It was while zooming down an offramp outside of Portland one night, straining to read the Google maps instructions I’d printed out, that I realized it was time to buy a GPS. I didn’t yet own a smartphone, so when I returned to Seattle, I went to Best Buy and asked the guy there if these contraptions actually worked. I’d always been a little weird about following other people’s directions. I was certain they’d forget some small but crucial detail, and then there’d I’d be at a surprise fork in the road, with a 50-50 chance of getting lost.
“Have you used one?” I asked.
“Yeah. I’ve used this one, actually. It’ll get you there.” He shrugged. “I don’t use it anymore though.”
“No?”
“I like to get there myself.”
Good for you, I thought. I bought it, downloaded the maps, and tested it to see if it could guide me reliably to my mother in-law’s. It did. I enjoyed the woman’s pleasant voice telling me which way to turn, and the warning she’d give me as those turns approached.
I had a gig coming up at a Library in Bremerton, a small town on the peninsula directly across Puget Sound from Seattle. Though I now had my GPS, I’d still scouted out my route the night before. I’d have to drive south to Tacoma, then turn north and head back up the peninsula along the coast, my drive forming a perfect two-hundred-mile U. How annoying to have to go down then up like that, I thought.
I set out the next day along I-5, which cut through downtown Seattle before winding toward Tacoma. As I approached the skyscrapers, I was pulled from my thoughts by my navigator’s voice.
“In one mile, take next right to Mercer Street.”
“What?” I barked. “What the hell are you talking about?” I’d seen my route, and I didn’t need to turn right or left for another hundred miles.
“Take exit 167 to Mercer Street.”
“No! What the hell?”
I passed the exit and she told me she was rerouting. She then told me to take the next exit, and the next, and the next. Finally, when I was passed Seattle, she rerouted once more, telling me to stay on I-5 for another ninety-five miles. Strange.
It was a long drive. There was some rush hour traffic, and it was dark when I reached Tacoma, but it was nice to have my guide to point me toward Bremerton now that we were on the same page. By this time, I had named her Cecily. North and north I went until I reached the town’s outskirts, and now Cecily was chatting away, telling me right and left every block or two. How nice not to have read directions on the passenger seat, to just listen and follow and know I was headed in the right direction.
Cecily guided me left and right and left and then straight and then right once more.
“Destination is on your right.”
I looked around. I was in a dead-end. There was no library. There was nothing. There was only an empty parking lot. I checked the address. I’d gotten it correct. For a moment, I despaired. Not because I might be late, though that worry was already turning in my stomach, but simply from being lost and how inevitable that felt. I had depended on something other than myself and look where I was.
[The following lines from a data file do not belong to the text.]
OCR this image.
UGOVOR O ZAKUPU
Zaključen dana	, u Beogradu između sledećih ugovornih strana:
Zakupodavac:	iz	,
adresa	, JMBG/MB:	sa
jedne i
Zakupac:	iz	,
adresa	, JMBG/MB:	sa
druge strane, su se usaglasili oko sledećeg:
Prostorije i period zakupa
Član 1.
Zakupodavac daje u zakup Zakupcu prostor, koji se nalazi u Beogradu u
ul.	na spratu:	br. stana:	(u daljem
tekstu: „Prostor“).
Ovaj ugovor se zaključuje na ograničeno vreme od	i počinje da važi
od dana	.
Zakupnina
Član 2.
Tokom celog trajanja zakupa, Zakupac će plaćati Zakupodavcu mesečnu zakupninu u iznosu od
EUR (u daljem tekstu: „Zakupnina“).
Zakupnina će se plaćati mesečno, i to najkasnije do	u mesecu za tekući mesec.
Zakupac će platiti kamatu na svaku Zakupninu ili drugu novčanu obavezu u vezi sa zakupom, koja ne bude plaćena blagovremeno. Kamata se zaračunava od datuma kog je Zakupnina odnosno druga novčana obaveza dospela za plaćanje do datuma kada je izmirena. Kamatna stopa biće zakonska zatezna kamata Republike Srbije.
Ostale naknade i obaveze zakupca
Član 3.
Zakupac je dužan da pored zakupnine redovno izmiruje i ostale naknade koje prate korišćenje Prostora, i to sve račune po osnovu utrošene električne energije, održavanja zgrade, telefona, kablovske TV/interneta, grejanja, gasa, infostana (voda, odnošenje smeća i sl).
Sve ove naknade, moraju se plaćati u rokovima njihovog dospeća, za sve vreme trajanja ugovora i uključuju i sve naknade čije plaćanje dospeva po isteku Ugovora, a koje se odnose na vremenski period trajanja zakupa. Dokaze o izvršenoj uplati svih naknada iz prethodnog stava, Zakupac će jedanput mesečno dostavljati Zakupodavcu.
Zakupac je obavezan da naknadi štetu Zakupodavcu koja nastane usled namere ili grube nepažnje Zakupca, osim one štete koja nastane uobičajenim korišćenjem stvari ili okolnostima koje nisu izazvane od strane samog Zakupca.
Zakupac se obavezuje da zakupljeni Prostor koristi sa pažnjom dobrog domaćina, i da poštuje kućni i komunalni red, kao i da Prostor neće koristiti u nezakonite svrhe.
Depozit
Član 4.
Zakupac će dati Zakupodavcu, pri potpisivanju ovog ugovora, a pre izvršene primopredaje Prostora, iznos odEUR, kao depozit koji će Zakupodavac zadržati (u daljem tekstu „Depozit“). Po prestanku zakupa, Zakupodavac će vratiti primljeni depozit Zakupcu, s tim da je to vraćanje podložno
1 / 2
What’s more, somewhere in my mind there hovered the notion that I could become so lost, be led so far astray, that I would cross into a land so terminally far from home that there was no way back. Failure, I sometimes feared, was such a place; creativity and ambition’s dead-end.
I fished for my phone and called the library. I still had time to get there. Though we had some trouble determining where I had been led, they gave me some directions through the town. I had by now surrendered to being very late or never making it there at all if that was what was meant to be. In the end, I found the place, and apologized to the students for having to wait, and dove into the class. It was a good one.
When our time I was up, I explained that I needed to hit the road immediately, that I had a very long, long drive back to Seattle.
One of the students looked at me curiously. “Why not just take the ferry?”
“The ferry, you say?”
“Yeah. It’ll take you right to downtown.”
“Is it close?”
“Five minutes away.”
“I see.”
As I sat in my car waiting for the ferry, Cecily silent and waiting beside me, I thought about how much I’d enjoyed that class, and how if you had told me ten years ago I’d be teaching anything, I’d have thought you were talking about someone else. Yet here I was, and happy for it. I would occasionally try to retrace my route, as if understanding it could serve as a guide for my future travels, but all the odd unexpected turns seemed random until they landed me where I wanted to be.
In Cecily’s defense, she led me faithfully from then on to every class, conference, or interview, until I broke down and bought an iPhone. It was a strange start to our time together, but I take some responsibility for that. Perhaps she thought I wanted to take the longest way possible, which, I have to admit, has often turned out to be my preferred path.